The T9000 is the latest generation of Transputers from INMOS (see Fig. 1). It has a 32-
bit pipelined processor with a 64-bit FPU and 16 Kbytes of cache. There are four bi-directional
serial data links and a Virtual Channel Processor (VCP) allowing efficient T9000-to-T9000
communications. These components are combined onto a single integrated circuit.
The T9000 has several improvements over previous generations of Transputers in both
performance and functionality. Improved performance has been gained through an increase in
clock speed (50 MHz design), the implementation of an on-chip cache, and a pipelined
superscalar architecture. 
Improved communication is provided by the new Data/Strobe (DS) link technology
which currently operates at 100 Mbits/s.
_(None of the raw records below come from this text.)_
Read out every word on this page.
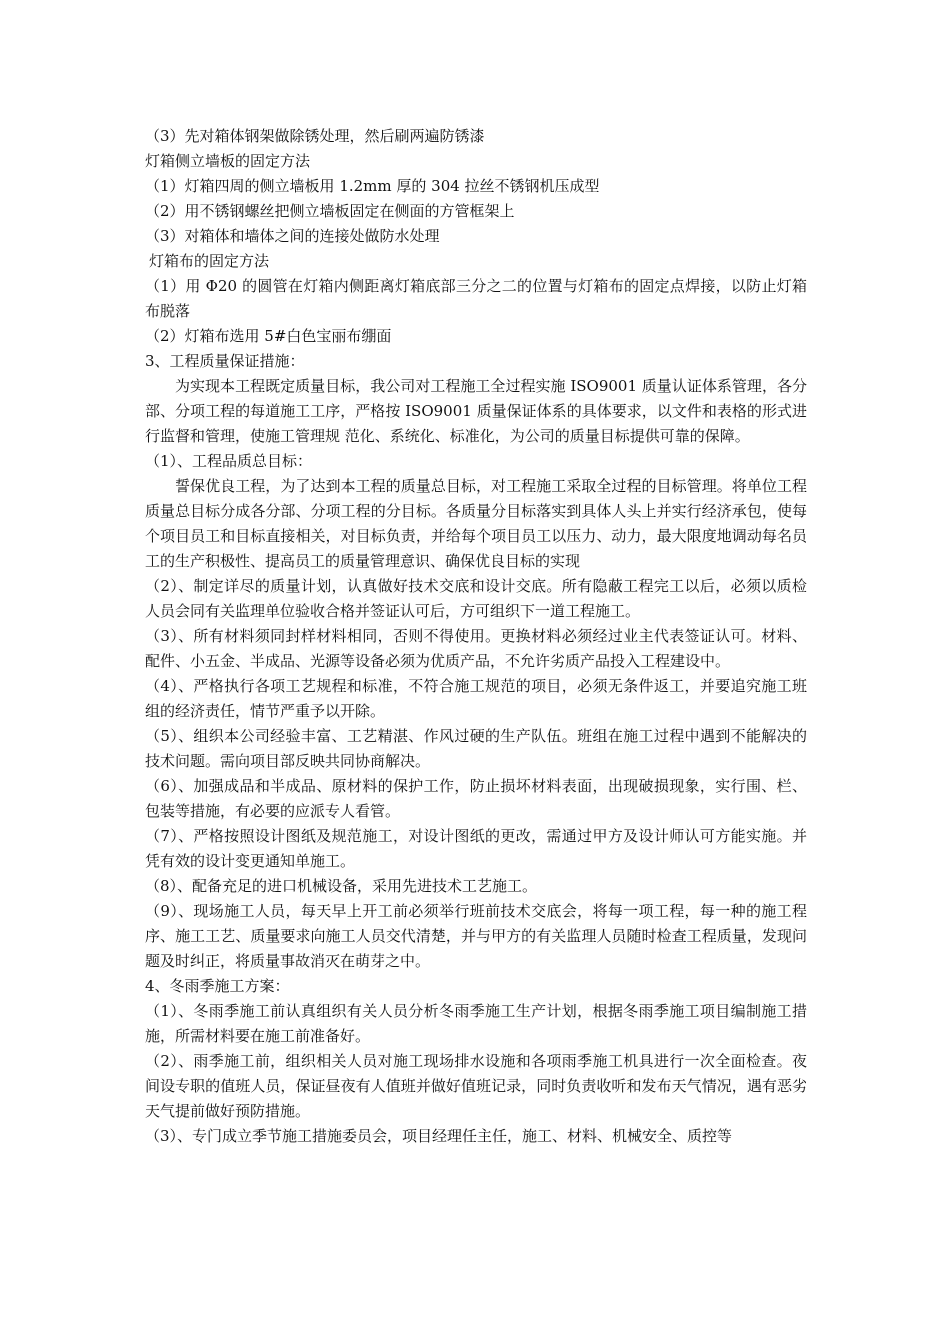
（3）先对箱体钢架做除锈处理，然后刷两遍防锈漆
灯箱侧立墙板的固定方法
（1）灯箱四周的侧立墙板用 1.2mm 厚的 304 拉丝不锈钢机压成型
（2）用不锈钢螺丝把侧立墙板固定在侧面的方管框架上
（3）对箱体和墙体之间的连接处做防水处理
灯箱布的固定方法
（1）用 Φ20 的圆管在灯箱内侧距离灯箱底部三分之二的位置与灯箱布的固定点焊接，以防止灯箱布脱落
（2）灯箱布选用 5#白色宝丽布绷面
3、工程质量保证措施：
为实现本工程既定质量目标，我公司对工程施工全过程实施 ISO9001 质量认证体系管理，各分部、分项工程的每道施工工序，严格按 ISO9001 质量保证体系的具体要求，以文件和表格的形式进行监督和管理，使施工管理规 范化、系统化、标准化，为公司的质量目标提供可靠的保障。
（1）、工程品质总目标：
誓保优良工程，为了达到本工程的质量总目标，对工程施工采取全过程的目标管理。将单位工程质量总目标分成各分部、分项工程的分目标。各质量分目标落实到具体人头上并实行经济承包，使每个项目员工和目标直接相关，对目标负责，并给每个项目员工以压力、动力，最大限度地调动每名员工的生产积极性、提高员工的质量管理意识、确保优良目标的实现
（2）、制定详尽的质量计划，认真做好技术交底和设计交底。所有隐蔽工程完工以后，必须以质检人员会同有关监理单位验收合格并签证认可后，方可组织下一道工程施工。
（3）、所有材料须同封样材料相同，否则不得使用。更换材料必须经过业主代表签证认可。材料、配件、小五金、半成品、光源等设备必须为优质产品，不允许劣质产品投入工程建设中。
（4）、严格执行各项工艺规程和标准，不符合施工规范的项目，必须无条件返工，并要追究施工班组的经济责任，情节严重予以开除。
（5）、组织本公司经验丰富、工艺精湛、作风过硬的生产队伍。班组在施工过程中遇到不能解决的技术问题。需向项目部反映共同协商解决。
（6）、加强成品和半成品、原材料的保护工作，防止损坏材料表面，出现破损现象，实行围、栏、包装等措施，有必要的应派专人看管。
（7）、严格按照设计图纸及规范施工，对设计图纸的更改，需通过甲方及设计师认可方能实施。并凭有效的设计变更通知单施工。
（8）、配备充足的进口机械设备，采用先进技术工艺施工。
（9）、现场施工人员，每天早上开工前必须举行班前技术交底会，将每一项工程，每一种的施工程序、施工工艺、质量要求向施工人员交代清楚，并与甲方的有关监理人员随时检查工程质量，发现问题及时纠正，将质量事故消灭在萌芽之中。
4、冬雨季施工方案：
（1）、冬雨季施工前认真组织有关人员分析冬雨季施工生产计划，根据冬雨季施工项目编制施工措施，所需材料要在施工前准备好。
（2）、雨季施工前，组织相关人员对施工现场排水设施和各项雨季施工机具进行一次全面检查。夜间设专职的值班人员，保证昼夜有人值班并做好值班记录，同时负责收听和发布天气情况，遇有恶劣天气提前做好预防措施。
（3）、专门成立季节施工措施委员会，项目经理任主任，施工、材料、机械安全、质控等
Messages are divided into a sequence of packets, each
of which has the structure shown in Fig. 2. All routing information is contained in the packet
header. The T9000 implements a maximum packet body of 32 bytes. Any device receiving a
data packet replies to the sender with an acknowledge packet. No further packets are transmitted
by the sender until the corresponding acknowledge has been received by the sender.
Communication between T9000 processes is performed via virtual links. A virtual link is
a single logical communication connection between two processes mapped onto a physical
processor link. The VCP of the T9000 is a hardware communications processor which
multiplexes the virtual links onto a specified physical processor link. Packets from separate
virtual links are interleaved onto the physical link, allowing separate processes to communicate
simultaneously. The virtual link to which the packet is being sent is contained in the packet
header.
T9000 processors can be directly connected using their DS links or connected to a
network of C104 packet routing chips, thus allowing the construction of large networks with
 2
scalable communication bandwidth between nodes. In the latter case, additional packet headers
are required to route the packet through the switching network.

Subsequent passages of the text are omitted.